The Industrial Revolution changed man and machinery, and the way clocks and watches were made – as well as the relationship to time. The early 1900s saw a spur in demand for the portable watch, with soaring increases in the manufacturing of pocket watches – so people on the go could literally take time with them.
By the early 20th century, many Americans owned several clocks, and displayed them throughout their houses, as they became a more prosaic item of necessity and convenience.
Many of the clocks are from the collection of Ruth and Willis R. Michael of York, Pa., among them a 19th-century French clock featuring a female figure whose arms point to the time.
Some of the various clocks are adorned with images speaking to man’s age-old ambivalence about time; some bear likenesses of mythological images such as Greek, Roman and Egyptian gods and goddesses charged with moving time on its course.
The devices illustrate our need to keep time as a mundane function of daily life; a handy kitchen clock helps a homemaker know when food is done cooking.

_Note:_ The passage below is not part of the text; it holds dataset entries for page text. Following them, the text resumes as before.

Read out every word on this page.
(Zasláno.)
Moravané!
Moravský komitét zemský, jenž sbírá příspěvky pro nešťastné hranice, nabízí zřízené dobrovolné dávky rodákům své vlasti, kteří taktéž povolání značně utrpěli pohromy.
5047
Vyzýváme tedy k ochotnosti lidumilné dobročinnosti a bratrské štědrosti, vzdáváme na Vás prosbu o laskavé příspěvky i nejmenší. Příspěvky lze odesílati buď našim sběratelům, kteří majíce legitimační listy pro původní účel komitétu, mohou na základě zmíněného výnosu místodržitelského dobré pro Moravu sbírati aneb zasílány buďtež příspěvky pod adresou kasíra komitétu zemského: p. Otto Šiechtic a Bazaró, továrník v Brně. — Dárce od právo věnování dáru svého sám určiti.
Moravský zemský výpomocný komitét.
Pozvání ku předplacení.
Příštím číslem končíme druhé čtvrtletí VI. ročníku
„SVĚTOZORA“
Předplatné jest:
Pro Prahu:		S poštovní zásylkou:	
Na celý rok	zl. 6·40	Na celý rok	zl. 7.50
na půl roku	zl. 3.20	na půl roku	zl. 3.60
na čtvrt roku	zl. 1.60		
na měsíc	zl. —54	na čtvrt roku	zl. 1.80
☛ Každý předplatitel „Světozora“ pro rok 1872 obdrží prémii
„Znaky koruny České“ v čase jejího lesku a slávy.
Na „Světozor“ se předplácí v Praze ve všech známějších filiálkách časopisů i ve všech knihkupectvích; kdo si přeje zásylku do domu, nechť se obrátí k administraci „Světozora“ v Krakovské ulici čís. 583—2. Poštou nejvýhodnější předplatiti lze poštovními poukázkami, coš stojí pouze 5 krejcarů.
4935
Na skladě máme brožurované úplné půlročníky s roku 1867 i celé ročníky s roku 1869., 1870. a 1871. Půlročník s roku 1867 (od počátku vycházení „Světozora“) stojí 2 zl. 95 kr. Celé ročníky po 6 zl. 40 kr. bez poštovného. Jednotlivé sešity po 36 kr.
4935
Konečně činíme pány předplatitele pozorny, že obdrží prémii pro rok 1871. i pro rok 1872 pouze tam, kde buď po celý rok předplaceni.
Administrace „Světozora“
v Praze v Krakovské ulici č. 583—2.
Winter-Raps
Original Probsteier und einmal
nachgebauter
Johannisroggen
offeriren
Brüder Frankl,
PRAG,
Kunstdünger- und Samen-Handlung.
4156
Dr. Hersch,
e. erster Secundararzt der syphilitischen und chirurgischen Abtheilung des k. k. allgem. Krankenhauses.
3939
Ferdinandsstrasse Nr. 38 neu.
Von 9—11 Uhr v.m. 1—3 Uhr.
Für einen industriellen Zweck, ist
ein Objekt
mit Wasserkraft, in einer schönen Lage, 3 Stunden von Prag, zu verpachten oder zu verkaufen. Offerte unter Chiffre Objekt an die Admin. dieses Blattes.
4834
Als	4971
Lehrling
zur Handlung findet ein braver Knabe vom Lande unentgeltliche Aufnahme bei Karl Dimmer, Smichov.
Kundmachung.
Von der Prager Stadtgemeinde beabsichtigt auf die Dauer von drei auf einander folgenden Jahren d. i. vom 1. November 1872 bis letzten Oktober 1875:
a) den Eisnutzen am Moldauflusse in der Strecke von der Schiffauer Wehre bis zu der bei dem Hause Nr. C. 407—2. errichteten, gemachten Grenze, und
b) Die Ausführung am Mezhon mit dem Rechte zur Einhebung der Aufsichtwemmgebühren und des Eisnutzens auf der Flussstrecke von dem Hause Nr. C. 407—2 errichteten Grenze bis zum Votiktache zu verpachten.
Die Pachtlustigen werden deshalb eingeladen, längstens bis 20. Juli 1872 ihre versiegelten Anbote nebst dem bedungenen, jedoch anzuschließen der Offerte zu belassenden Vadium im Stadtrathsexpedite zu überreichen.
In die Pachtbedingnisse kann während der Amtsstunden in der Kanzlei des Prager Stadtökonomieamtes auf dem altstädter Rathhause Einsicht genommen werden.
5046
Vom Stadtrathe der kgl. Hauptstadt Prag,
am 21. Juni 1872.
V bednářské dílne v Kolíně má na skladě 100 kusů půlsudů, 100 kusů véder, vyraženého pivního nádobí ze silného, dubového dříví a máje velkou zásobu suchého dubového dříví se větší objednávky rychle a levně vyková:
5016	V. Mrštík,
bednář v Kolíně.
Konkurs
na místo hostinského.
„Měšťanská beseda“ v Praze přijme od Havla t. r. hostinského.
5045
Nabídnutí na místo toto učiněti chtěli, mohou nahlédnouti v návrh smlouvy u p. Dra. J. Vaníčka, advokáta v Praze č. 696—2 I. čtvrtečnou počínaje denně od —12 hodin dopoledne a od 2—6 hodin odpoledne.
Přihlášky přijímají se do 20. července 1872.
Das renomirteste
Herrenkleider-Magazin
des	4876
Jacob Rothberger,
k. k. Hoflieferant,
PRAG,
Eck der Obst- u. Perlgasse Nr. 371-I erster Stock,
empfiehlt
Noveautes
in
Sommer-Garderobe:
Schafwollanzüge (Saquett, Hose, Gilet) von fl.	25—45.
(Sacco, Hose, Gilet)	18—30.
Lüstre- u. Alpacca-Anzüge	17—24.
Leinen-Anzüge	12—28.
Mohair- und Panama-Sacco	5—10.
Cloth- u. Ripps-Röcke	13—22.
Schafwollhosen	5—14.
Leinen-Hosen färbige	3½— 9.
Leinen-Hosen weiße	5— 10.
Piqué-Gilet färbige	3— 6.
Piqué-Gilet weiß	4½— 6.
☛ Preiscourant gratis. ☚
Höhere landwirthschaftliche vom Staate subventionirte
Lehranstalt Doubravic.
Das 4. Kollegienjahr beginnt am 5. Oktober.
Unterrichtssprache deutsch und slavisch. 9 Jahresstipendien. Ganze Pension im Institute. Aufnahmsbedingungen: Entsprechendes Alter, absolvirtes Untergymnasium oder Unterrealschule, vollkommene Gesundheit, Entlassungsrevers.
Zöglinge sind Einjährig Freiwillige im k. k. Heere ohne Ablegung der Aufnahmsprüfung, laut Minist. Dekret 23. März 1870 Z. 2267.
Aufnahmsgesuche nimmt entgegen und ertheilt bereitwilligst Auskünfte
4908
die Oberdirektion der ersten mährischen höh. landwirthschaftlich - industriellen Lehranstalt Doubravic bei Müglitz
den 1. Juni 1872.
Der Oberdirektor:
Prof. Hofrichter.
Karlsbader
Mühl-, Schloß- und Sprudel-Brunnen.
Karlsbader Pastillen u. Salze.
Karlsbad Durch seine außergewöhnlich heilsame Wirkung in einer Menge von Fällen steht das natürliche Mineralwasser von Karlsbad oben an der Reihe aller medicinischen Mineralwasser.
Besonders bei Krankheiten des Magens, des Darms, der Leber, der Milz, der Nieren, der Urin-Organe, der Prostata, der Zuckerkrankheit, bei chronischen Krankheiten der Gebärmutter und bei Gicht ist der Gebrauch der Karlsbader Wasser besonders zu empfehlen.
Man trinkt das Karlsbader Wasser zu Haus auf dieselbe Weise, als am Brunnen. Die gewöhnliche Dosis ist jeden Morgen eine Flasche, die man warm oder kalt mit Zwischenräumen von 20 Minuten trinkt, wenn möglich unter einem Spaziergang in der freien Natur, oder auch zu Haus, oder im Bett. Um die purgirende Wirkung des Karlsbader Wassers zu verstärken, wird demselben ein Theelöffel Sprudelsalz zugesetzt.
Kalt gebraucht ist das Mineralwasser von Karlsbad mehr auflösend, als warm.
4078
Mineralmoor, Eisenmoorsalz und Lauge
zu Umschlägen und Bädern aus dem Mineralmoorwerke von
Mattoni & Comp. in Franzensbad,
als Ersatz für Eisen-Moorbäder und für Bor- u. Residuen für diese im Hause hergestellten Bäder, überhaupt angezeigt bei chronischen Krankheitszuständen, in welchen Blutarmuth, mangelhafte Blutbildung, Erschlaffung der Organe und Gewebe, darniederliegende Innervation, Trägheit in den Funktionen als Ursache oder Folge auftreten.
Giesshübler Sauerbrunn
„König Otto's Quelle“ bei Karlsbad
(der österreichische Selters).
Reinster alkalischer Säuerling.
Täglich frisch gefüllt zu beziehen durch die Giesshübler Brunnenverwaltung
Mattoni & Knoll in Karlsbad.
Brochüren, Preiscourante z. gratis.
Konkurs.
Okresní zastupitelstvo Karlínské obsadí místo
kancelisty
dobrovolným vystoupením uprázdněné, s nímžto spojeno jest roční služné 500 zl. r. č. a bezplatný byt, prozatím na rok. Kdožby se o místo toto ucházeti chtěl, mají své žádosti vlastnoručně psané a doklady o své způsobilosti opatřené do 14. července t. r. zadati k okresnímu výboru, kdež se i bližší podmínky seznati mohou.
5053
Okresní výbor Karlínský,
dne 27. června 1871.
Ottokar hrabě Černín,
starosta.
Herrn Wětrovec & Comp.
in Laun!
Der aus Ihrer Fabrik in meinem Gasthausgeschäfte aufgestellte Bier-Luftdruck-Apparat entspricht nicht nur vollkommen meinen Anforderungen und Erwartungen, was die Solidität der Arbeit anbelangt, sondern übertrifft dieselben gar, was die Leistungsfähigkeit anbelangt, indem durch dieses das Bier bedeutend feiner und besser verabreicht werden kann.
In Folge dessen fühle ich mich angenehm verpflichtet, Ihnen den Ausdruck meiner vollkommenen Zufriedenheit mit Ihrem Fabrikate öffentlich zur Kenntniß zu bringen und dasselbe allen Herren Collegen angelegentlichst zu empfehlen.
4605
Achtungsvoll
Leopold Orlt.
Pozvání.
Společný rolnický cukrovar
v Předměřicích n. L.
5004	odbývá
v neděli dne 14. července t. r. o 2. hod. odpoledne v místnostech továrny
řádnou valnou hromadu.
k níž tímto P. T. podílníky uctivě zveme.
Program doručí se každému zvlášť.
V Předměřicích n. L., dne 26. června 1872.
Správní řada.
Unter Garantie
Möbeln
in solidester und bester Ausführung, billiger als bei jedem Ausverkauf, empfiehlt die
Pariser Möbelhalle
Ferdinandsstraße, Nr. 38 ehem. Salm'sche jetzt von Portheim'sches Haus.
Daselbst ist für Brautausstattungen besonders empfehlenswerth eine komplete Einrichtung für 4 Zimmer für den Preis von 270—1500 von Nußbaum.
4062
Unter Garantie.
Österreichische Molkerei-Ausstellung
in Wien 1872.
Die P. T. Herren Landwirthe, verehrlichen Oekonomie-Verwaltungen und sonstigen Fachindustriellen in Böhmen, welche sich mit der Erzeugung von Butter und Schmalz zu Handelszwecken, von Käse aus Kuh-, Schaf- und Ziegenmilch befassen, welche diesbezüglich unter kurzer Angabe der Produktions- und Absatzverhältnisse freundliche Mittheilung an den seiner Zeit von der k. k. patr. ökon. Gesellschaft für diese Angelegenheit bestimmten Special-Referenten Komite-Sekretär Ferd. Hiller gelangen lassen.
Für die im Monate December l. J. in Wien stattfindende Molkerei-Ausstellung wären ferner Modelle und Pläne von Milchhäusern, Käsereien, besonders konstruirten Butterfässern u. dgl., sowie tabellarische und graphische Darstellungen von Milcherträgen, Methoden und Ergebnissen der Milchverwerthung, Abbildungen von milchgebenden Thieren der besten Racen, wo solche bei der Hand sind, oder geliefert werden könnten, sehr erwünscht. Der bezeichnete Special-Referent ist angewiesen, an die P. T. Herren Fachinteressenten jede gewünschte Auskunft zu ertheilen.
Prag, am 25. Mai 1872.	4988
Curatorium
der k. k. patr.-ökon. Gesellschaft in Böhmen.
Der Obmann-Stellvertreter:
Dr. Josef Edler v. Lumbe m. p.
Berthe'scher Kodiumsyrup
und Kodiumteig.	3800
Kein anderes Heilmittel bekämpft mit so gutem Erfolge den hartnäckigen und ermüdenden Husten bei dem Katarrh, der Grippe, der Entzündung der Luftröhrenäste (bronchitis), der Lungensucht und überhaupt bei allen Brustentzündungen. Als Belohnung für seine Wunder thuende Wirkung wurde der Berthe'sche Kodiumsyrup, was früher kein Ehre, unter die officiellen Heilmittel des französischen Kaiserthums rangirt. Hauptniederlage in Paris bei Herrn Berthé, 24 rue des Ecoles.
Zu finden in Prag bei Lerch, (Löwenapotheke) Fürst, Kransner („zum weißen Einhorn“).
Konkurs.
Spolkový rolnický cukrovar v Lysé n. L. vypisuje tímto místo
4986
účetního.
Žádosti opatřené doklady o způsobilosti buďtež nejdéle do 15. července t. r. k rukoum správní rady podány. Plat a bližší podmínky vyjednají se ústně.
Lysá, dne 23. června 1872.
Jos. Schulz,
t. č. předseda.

But some pieces pay homage to the moon, sun, and stars and planets, the most ancient way of keeping time.
It may strike a poignant note to see these varied means of telling time that do nothing else – no ring tones, no date calendars, no photos to download. Most of them also require the viewer to actually know how to tell time.
Standing in the quiet exhibit hall, a visitor can feel time’s steady progress, as two stately clocks – both dating from the 1700s, and both still working – tick away the seconds as they have for more than two centuries – and counting.
It’s like the sound of the cosmos and a haunting reminder of one’s place in time that has inspired so many wistful songs, as well as great works of fiction.
It’s almost inevitable that you’ll be reminded of tales by H.G. Wells or Ray Bradbury or Octavia Butler, warning of unseen consequences of altering the past or future – and of making a plaything out of time.
And, just in case you, like them, feel inspired to write something about time, elegant cardstock comment sheets are available, asking visitors to share thoughts such as an experience arriving late or early.
One visitor wrote, no doubt speaking for many harried folks: “I would want a device for overwhelmed people, whereby they could stop time.”
Another – possibly a child, but it’s not clear – offers a charming drawing of a sort of owl clock, which mysteriously bears the imprint, NYC.
Because time doesn’t stand still, that skill may or may not move forward in the future. For now, viewers can see for themselves and judge the meaning of time – even if they find time these days to be a precious commodity and as hard to come by as the rarest grandfather clock.
Margaret Smith is Arts and Calendar editor at GateHouse Media New England’s Northwest Unit. E-mail her at email@example.com.
If you go
“For All Time: Clocks and Watches from The National Heritage Museum”
When: Aug. 15 through Feb. 10
Where: National Heritage Museum, 33 Marrett Road, Lexington.
Hours: Tuesday through Saturday, 10 a.m. to 4:30 p.m., and Sunday, noon to 4:30 p.m.